Illegal and destructive fishing pose a significant global threat to sustainability, marine biodiversity, ocean ecosystems and the livelihoods of those who fish legitimately.
What is illegal, unreported and unregulated (IUU) fishing?
IUU fishing is that which takes place outside of the regulations set by governments and fishing management bodies. IUU fishing is worth up to an estimated £19.3 billion (US$ 23.5 billion) annually.
Illegal fishing typically refers to fishing that breaks local or international law, as set by a fishing management body. It can include fishing without a license or permit, fishing in a closed-off area, fishing with prohibited gear, fishing above a quota, or the fishing of prohibited species.
Unreported fishing refers to fishing activity that is not reported to the relevant authorities or is misreported and contravenes local or international law.
Unregulated fishing frequently overlaps with illegal, unreported and overfishing. It refers to fishing vessels operating without being subject to any regulations. This could be fishing in areas where conservation or management measures have not been put in place, or when vessels from nations who have not joined the relevant management organisation fish within its waters without following the rules.
Not all unregulated or unreported fishing is criminal, it could be a subsistence fisher in a developing region or accidental misreporting of a fish species.
What is destructive fishing?
Destructive fishing practices include the use of cyanide or explosives to catch fish. Cyanide is used to stun fish making them easier to catch. Explosives like dynamite are used to kill fish so they float to the surface and can easily be scooped up by nets. These destructive fishing practices can result in irreversible damage to habitats and ecosystems.
How does the MSC Program address IUU and destructive fishing?
Destructive fishing methods are not allowed within the MSC program and no fishery using them is eligible for certification to the MSC Fisheries Standard for sustainability.
The MSC program requires fishers to have strong management systems in place that detect whether local, national or international laws are being broken.
Fisheries that are independently certified to the Standard, work to a rigorous framework that ensures the stocks they fish are not under serious pressure from overfishing or IUU activities. Certified fisheries must also undergo regular audits to ensure they are complying with all aspects of the Standard.
The Standard helps fishers improve the quality of data they collect and strengthen the monitoring, control and surveillance of the fishery’s operations.
Research suggests that MSC certification and data obtained from the process are important tools for fishery managers and governments in combatting IUU fishing.

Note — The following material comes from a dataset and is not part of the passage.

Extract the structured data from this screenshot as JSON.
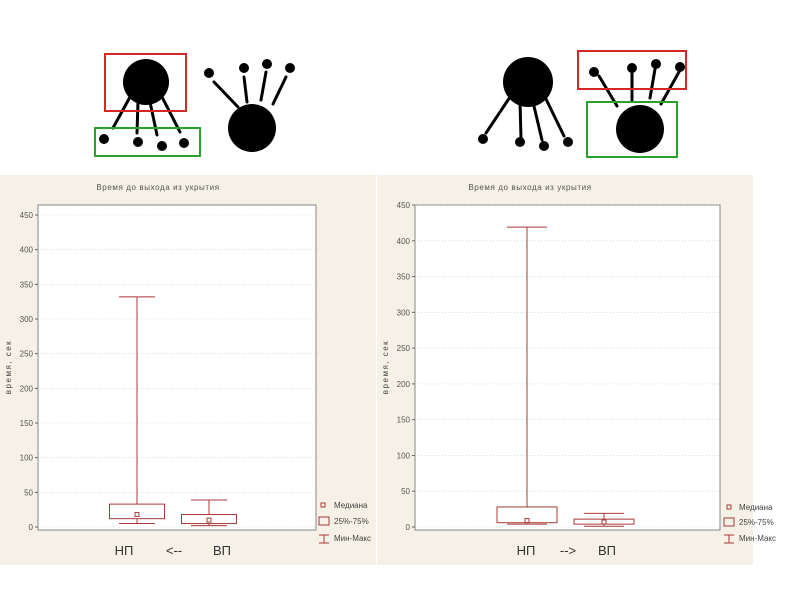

Fishery assessment reports by independent teams are publicly available so seafood buyers can see for themselves what measures are taken by fisheries to address IUU fishing and comply with the Standard.

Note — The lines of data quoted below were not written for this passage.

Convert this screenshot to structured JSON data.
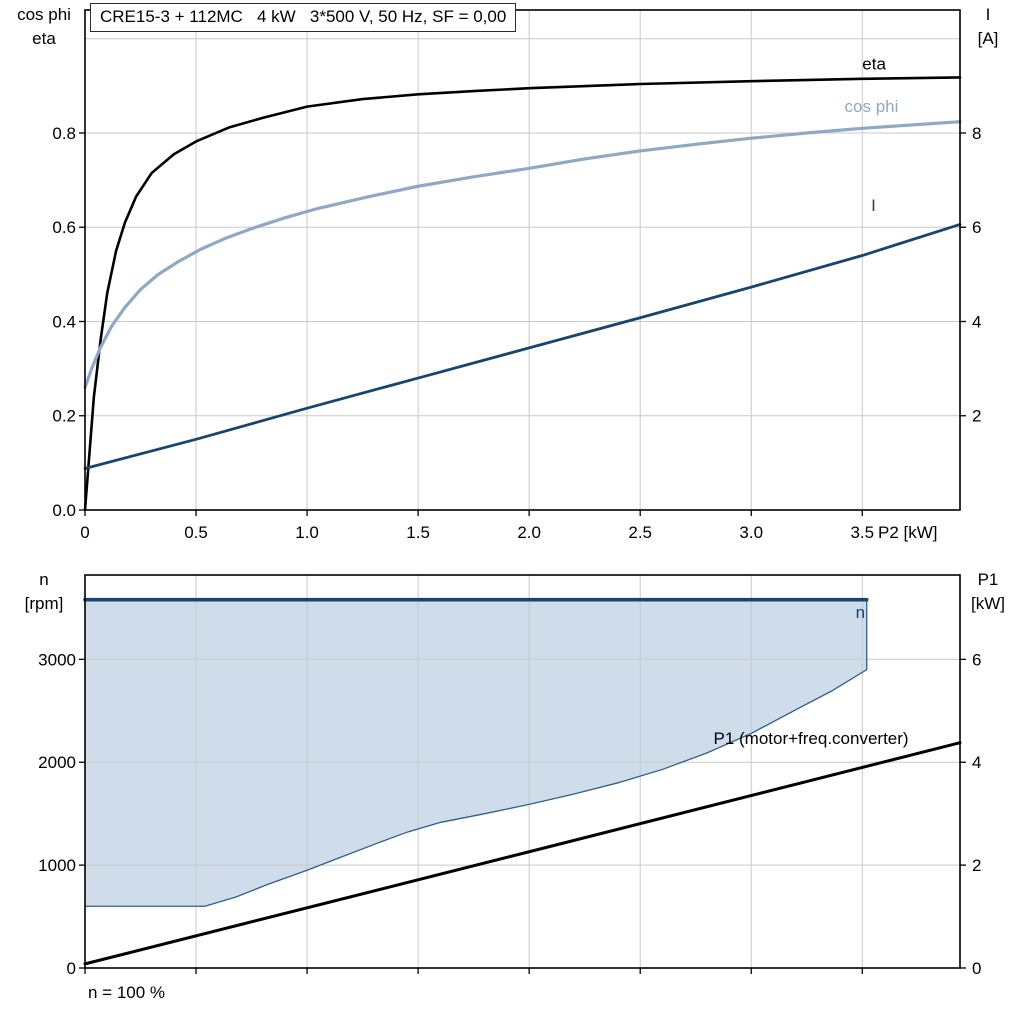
{
  "title": "CRE15-3 + 112MC   4 kW   3*500 V, 50 Hz, SF = 0,00",
  "footnote": "n = 100 %",
  "colors": {
    "eta": "#000000",
    "cos_phi": "#8fa9c4",
    "current": "#17456e",
    "n_line": "#17456e",
    "envelope_fill": "#cfdcea",
    "envelope_edge": "#2d5f8f",
    "p1_line": "#000000",
    "grid": "#c9c9c9",
    "frame": "#000000"
  },
  "chart_data": [
    {
      "type": "line",
      "title": "CRE15-3 + 112MC   4 kW   3*500 V, 50 Hz, SF = 0,00",
      "xlabel": "P2 [kW]",
      "ylabel_left": [
        "cos phi",
        "eta"
      ],
      "ylabel_right": [
        "I",
        "[A]"
      ],
      "xlim": [
        0,
        3.94
      ],
      "ylim_left": [
        0,
        1.061
      ],
      "ylim_right": [
        0,
        10.61
      ],
      "grid": true,
      "x_ticks": [
        0,
        0.5,
        1.0,
        1.5,
        2.0,
        2.5,
        3.0,
        3.5
      ],
      "x_tick_labels": [
        "0",
        "0.5",
        "1.0",
        "1.5",
        "2.0",
        "2.5",
        "3.0",
        "3.5"
      ],
      "y_ticks_left": [
        0.0,
        0.2,
        0.4,
        0.6,
        0.8
      ],
      "y_tick_labels_left": [
        "0.0",
        "0.2",
        "0.4",
        "0.6",
        "0.8"
      ],
      "y_grid": [
        0.2,
        0.4,
        0.6,
        0.8,
        1.0
      ],
      "y_ticks_right": [
        2,
        4,
        6,
        8
      ],
      "y_tick_labels_right": [
        "2",
        "4",
        "6",
        "8"
      ],
      "series": [
        {
          "name": "eta",
          "axis": "left",
          "color": "#000000",
          "width": 2.6,
          "x": [
            0,
            0.02,
            0.04,
            0.07,
            0.1,
            0.14,
            0.18,
            0.23,
            0.3,
            0.4,
            0.5,
            0.65,
            0.8,
            1.0,
            1.25,
            1.5,
            1.75,
            2.0,
            2.5,
            3.0,
            3.5,
            3.94
          ],
          "y": [
            0,
            0.12,
            0.24,
            0.36,
            0.46,
            0.55,
            0.61,
            0.665,
            0.715,
            0.755,
            0.782,
            0.812,
            0.832,
            0.856,
            0.872,
            0.882,
            0.889,
            0.895,
            0.904,
            0.91,
            0.915,
            0.918
          ],
          "label": {
            "text": "eta",
            "x": 3.5,
            "y": 0.935
          }
        },
        {
          "name": "cos phi",
          "axis": "left",
          "color": "#8fa9c4",
          "width": 3.2,
          "x": [
            0,
            0.03,
            0.07,
            0.12,
            0.18,
            0.25,
            0.33,
            0.42,
            0.52,
            0.63,
            0.75,
            0.9,
            1.05,
            1.25,
            1.5,
            1.75,
            2.0,
            2.25,
            2.5,
            2.75,
            3.0,
            3.25,
            3.5,
            3.94
          ],
          "y": [
            0.26,
            0.3,
            0.345,
            0.39,
            0.43,
            0.468,
            0.5,
            0.527,
            0.553,
            0.576,
            0.597,
            0.62,
            0.64,
            0.662,
            0.687,
            0.707,
            0.725,
            0.745,
            0.762,
            0.776,
            0.789,
            0.8,
            0.81,
            0.824
          ],
          "label": {
            "text": "cos phi",
            "x": 3.42,
            "y": 0.845
          }
        },
        {
          "name": "I",
          "axis": "right",
          "color": "#17456e",
          "width": 2.8,
          "x": [
            0,
            0.5,
            1.0,
            1.5,
            2.0,
            2.5,
            3.0,
            3.5,
            3.94
          ],
          "y": [
            0.88,
            1.5,
            2.16,
            2.8,
            3.44,
            4.08,
            4.73,
            5.4,
            6.06
          ],
          "label": {
            "text": "I",
            "x": 3.54,
            "y": 6.35
          }
        }
      ]
    },
    {
      "type": "area+line",
      "xlabel": "",
      "ylabel_left": [
        "n",
        "[rpm]"
      ],
      "ylabel_right": [
        "P1",
        "[kW]"
      ],
      "footnote": "n = 100 %",
      "xlim": [
        0,
        3.94
      ],
      "ylim_left": [
        0,
        3820
      ],
      "ylim_right": [
        0,
        7.64
      ],
      "grid": true,
      "x_ticks": [
        0,
        0.5,
        1.0,
        1.5,
        2.0,
        2.5,
        3.0,
        3.5
      ],
      "x_tick_labels": [],
      "y_ticks_left": [
        0,
        1000,
        2000,
        3000
      ],
      "y_tick_labels_left": [
        "0",
        "1000",
        "2000",
        "3000"
      ],
      "y_grid": [
        1000,
        2000,
        3000
      ],
      "y_ticks_right": [
        0,
        2,
        4,
        6
      ],
      "y_tick_labels_right": [
        "0",
        "2",
        "4",
        "6"
      ],
      "envelope": {
        "top": 3580,
        "x_right": 3.52,
        "lower_x": [
          0,
          0.54,
          0.68,
          0.82,
          1.0,
          1.15,
          1.3,
          1.45,
          1.6,
          1.8,
          2.0,
          2.2,
          2.4,
          2.6,
          2.8,
          3.0,
          3.2,
          3.36,
          3.52
        ],
        "lower_y": [
          600,
          600,
          690,
          810,
          950,
          1075,
          1200,
          1320,
          1415,
          1500,
          1590,
          1690,
          1800,
          1930,
          2090,
          2280,
          2510,
          2690,
          2900
        ]
      },
      "series": [
        {
          "name": "n",
          "axis": "left",
          "color": "#17456e",
          "width": 3.6,
          "x": [
            0,
            3.52
          ],
          "y": [
            3580,
            3580
          ],
          "label": {
            "text": "n",
            "x": 3.47,
            "y": 3400
          }
        },
        {
          "name": "P1",
          "axis": "right",
          "color": "#000000",
          "width": 3.0,
          "x": [
            0,
            2.0,
            3.94
          ],
          "y": [
            0.08,
            2.26,
            4.38
          ],
          "label": {
            "text": "P1 (motor+freq.converter)",
            "x": 2.83,
            "y": 4.35
          }
        }
      ]
    }
  ]
}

Toothfish fisher by Tony Fitzsimmons
What are legitimate fishers doing about IUU?There are many examples of how fisheries are driving out IUU fishing, such as the Patagonian toothfish (Chilean seabass) fishery.
For many years, uncontrolled IUU fishing was contributing to the decline of this high value species. Decisive action by six major toothfish fisheries has virtually eliminated IUU fishing in the Southern Ocean. Today, stocks have recovered, are healthy and MSC data shows over 50% of the world’s catch is certified sustainable against the MSC Fisheries Standard.
International collaborations continue to improve the sustainability of these fisheries, with the SARPC toothfish fishery now conducting research to ensure skates that interact with the fishery are unharmed when returned to the ocean.
How does the MSC help prevent IUU seafood entering the supply chain?
Between the ocean and your plate, fish and seafood products may pass through many stages. The MSC has a Chain of Custody (CoC) Standard with requirements to help prevent IUU seafood entering the legal marketplace. The requirements help identify and separate certified from non-certified seafood in the supply chain.
When you see a product carrying the MSC blue label it means that every company within that supply chain must have a valid Chain of Custody certificate and the goods they supply come from a certified sustainable source and have not been fished using IUU methods.
To achieve and maintain CoC certification, a business must be regularly assessed against the Standard by an independent certification body. These certificates are valid for three years and businesses are subject to surveillance audits to check they are meeting the requirements.